A : Tu as quel âge, Despo ?
DR : Vingt-six.
A : Et toi tu as vingt-huit, Esco, c’est ça ?
EM : Eh ouais… [A l’attention de Despo] Faut m’appeler Tonton, hein…
DR : Voilà c’est ça… Lui il a vécu plus de trucs par rapport à son âge, tout ça… Pour ma part, j’estime qu’il y a des trucs qui nous appartiennent là-dedans. Nous ne partirons pas tant que nous n’aurons pas récupéré ce que le monde du rap nous doit
A : C’est-à-dire ?
DR : Le rap nous appartient à nous, mecs des quartiers. Il n’appartient pas à Laurent Bouneau ou à je ne sais qui. Le rap nous appartient à nous, les activistes. Si on se casse, on leur laisse… Si notre fils écoute notre rap, plus tard, il n’osera pas dire “ouais c’est le rap de mon daron”, non. Car ce rap sera méprisé par Untel ou Untel qui ne connaît rien de la rue, du quartier… Des mecs qui ne connaissent rien de nos ambitions, du rêve africain, tout ça, tu vois… Le rap c’est un vrai truc qui a poussé, qui s’est fait dans les années quatre-vingt avec les Renois qui chassaient les skins et caetera, et caetera. Seulement eux ils se sont perdus dans leurs guerres. Ils ont commencé à s’en prendre entre eux, Renois contre Renois, Rebeus contre Rebeus, plus personne ne savait dans quel sens ça tirait… Aujourd’hui je pense que c’est le moment où jamais de se réunir – même si je ne crois pas trop à l’unification, tu vois.
A : Se réunir… par la musique ?
DR : Par la musique, oui, même si c’est comme dans tout : tu ne peux pas être d’accord avec tout le monde sur tout.

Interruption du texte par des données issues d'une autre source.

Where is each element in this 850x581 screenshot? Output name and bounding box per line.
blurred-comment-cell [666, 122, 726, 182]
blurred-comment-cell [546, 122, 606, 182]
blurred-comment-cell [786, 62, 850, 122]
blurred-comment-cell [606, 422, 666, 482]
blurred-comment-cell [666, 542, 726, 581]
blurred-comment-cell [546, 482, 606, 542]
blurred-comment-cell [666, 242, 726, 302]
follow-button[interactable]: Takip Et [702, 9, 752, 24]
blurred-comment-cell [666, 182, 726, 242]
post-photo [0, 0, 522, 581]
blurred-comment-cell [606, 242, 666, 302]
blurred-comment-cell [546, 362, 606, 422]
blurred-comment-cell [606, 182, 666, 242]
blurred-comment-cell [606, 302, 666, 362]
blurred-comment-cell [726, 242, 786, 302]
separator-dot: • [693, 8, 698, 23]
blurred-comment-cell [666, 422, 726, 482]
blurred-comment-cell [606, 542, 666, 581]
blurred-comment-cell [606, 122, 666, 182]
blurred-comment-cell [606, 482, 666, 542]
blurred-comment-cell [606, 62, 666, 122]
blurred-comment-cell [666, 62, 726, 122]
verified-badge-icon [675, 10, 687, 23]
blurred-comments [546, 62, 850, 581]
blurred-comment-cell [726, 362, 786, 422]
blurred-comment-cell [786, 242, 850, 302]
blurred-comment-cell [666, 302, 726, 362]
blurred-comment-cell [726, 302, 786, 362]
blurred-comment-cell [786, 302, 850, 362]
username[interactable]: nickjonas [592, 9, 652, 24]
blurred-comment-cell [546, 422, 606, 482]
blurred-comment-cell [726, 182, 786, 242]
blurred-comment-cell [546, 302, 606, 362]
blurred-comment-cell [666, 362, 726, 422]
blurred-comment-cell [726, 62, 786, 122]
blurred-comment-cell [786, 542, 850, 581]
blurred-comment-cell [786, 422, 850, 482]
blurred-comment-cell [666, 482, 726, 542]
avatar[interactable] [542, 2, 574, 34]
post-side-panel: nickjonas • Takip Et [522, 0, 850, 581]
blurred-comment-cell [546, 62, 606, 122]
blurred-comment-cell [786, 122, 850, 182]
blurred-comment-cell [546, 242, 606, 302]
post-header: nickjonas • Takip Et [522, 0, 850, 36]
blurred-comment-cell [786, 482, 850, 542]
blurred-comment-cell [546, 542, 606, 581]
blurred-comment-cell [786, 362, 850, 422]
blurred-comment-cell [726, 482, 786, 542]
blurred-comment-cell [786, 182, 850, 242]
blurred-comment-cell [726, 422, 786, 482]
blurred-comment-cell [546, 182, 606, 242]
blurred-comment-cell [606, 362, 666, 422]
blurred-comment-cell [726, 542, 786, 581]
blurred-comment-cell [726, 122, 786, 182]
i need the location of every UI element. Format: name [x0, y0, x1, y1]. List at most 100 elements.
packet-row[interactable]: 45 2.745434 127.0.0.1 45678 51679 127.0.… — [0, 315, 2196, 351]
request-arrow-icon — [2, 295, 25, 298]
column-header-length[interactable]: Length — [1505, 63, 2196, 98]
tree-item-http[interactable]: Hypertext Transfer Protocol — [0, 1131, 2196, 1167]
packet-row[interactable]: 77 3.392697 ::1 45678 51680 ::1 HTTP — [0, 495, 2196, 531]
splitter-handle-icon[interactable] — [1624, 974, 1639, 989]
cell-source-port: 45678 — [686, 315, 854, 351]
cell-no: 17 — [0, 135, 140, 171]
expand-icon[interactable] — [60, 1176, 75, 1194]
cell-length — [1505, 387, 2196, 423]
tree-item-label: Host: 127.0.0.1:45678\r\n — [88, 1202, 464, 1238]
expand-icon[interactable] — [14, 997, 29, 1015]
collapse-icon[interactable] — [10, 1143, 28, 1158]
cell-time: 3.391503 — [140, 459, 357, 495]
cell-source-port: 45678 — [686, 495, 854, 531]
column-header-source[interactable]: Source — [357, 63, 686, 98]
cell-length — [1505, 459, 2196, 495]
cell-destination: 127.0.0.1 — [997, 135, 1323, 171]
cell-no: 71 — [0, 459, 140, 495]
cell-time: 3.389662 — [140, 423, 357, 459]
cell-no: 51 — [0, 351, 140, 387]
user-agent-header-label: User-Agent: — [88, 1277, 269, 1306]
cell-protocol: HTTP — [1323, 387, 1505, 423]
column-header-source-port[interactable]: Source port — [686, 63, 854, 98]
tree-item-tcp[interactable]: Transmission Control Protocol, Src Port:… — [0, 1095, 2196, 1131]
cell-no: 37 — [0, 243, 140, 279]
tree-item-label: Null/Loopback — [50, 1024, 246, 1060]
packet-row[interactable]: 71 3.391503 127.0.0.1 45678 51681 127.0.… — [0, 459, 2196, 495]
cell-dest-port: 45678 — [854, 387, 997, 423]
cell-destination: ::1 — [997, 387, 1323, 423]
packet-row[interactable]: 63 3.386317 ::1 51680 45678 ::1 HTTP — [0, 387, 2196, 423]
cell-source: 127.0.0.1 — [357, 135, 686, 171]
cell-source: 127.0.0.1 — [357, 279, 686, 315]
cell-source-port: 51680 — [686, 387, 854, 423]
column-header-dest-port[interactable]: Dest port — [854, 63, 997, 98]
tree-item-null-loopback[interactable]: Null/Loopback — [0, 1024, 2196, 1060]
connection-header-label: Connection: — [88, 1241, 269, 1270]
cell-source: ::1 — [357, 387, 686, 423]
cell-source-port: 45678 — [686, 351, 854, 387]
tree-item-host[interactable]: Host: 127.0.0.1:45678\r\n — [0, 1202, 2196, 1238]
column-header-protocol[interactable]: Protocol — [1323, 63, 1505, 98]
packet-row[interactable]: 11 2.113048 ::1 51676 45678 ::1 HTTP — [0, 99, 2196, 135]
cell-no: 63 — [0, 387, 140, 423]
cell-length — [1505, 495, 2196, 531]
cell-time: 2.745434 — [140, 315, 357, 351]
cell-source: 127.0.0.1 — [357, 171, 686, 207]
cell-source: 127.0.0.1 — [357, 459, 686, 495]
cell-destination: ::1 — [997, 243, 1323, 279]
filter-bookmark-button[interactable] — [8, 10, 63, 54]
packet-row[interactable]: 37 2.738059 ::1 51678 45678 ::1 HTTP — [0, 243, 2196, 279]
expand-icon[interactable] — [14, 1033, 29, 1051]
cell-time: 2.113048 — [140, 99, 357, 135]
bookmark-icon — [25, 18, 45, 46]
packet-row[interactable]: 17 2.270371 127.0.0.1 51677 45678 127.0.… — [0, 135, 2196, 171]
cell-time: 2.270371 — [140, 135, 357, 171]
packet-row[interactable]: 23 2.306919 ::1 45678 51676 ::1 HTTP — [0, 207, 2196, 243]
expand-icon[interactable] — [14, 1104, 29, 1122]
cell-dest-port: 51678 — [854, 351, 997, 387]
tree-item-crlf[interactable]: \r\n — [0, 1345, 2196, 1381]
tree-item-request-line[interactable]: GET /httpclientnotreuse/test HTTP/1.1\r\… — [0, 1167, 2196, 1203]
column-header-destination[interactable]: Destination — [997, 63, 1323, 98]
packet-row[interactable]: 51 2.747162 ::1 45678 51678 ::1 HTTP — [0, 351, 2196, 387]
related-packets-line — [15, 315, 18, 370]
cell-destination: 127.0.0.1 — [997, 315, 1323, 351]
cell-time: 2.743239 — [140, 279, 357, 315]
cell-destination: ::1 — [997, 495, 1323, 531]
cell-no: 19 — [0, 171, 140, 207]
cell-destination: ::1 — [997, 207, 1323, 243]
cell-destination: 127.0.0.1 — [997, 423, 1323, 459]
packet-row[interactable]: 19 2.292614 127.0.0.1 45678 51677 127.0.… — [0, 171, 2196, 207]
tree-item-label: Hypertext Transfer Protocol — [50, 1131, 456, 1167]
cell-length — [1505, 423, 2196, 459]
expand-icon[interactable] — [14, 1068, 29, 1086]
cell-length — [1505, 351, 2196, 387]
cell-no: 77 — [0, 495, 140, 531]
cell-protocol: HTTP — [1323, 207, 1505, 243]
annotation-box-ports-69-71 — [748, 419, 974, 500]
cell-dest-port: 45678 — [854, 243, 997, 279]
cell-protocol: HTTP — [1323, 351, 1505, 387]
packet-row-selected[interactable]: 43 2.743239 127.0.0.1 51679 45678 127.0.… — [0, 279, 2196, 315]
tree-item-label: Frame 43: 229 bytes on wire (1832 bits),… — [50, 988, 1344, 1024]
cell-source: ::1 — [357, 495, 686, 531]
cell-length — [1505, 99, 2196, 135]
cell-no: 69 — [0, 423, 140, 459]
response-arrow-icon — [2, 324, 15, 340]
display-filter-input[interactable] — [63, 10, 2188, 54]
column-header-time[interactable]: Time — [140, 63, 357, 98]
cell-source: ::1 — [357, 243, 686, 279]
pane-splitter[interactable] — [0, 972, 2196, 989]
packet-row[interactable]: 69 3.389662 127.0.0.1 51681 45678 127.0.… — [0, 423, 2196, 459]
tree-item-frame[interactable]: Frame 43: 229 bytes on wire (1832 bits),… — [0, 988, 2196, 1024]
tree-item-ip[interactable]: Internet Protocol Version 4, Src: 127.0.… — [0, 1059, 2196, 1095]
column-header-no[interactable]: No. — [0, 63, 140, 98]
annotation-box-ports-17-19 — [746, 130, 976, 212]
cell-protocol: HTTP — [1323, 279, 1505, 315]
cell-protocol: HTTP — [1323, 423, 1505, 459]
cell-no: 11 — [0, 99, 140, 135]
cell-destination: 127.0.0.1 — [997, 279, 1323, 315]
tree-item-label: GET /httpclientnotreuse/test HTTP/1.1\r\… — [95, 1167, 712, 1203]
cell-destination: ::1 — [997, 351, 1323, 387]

Malcolm X, si ça se trouve, je n’aurais pas été d’accord avec tout ce qu’il a dit. C’est comme Kémi Séba, tout ça… Il y a des trucs vrais, il y a des trucs moins vrais. Au bout d’un moment, une personne peut arrêter de te suivre juste pour un truc qui la dérange… Je pense qu’il y a des messages à faire passer pour communiquer avec un minimum de personnes, éveiller les consciences, donner ta philosophie des choses. C’est pas le truc où demain tu vas réunir deux cent mille personnes dans la rue pour un concert de rap, nanani nanana. Ça n’existe pas, ça…
EM : C’est fini, ça.
DR : C’est faux, tout ça.
EM : Ici ce ne sont pas les années soixante-dix, pas Mai-68…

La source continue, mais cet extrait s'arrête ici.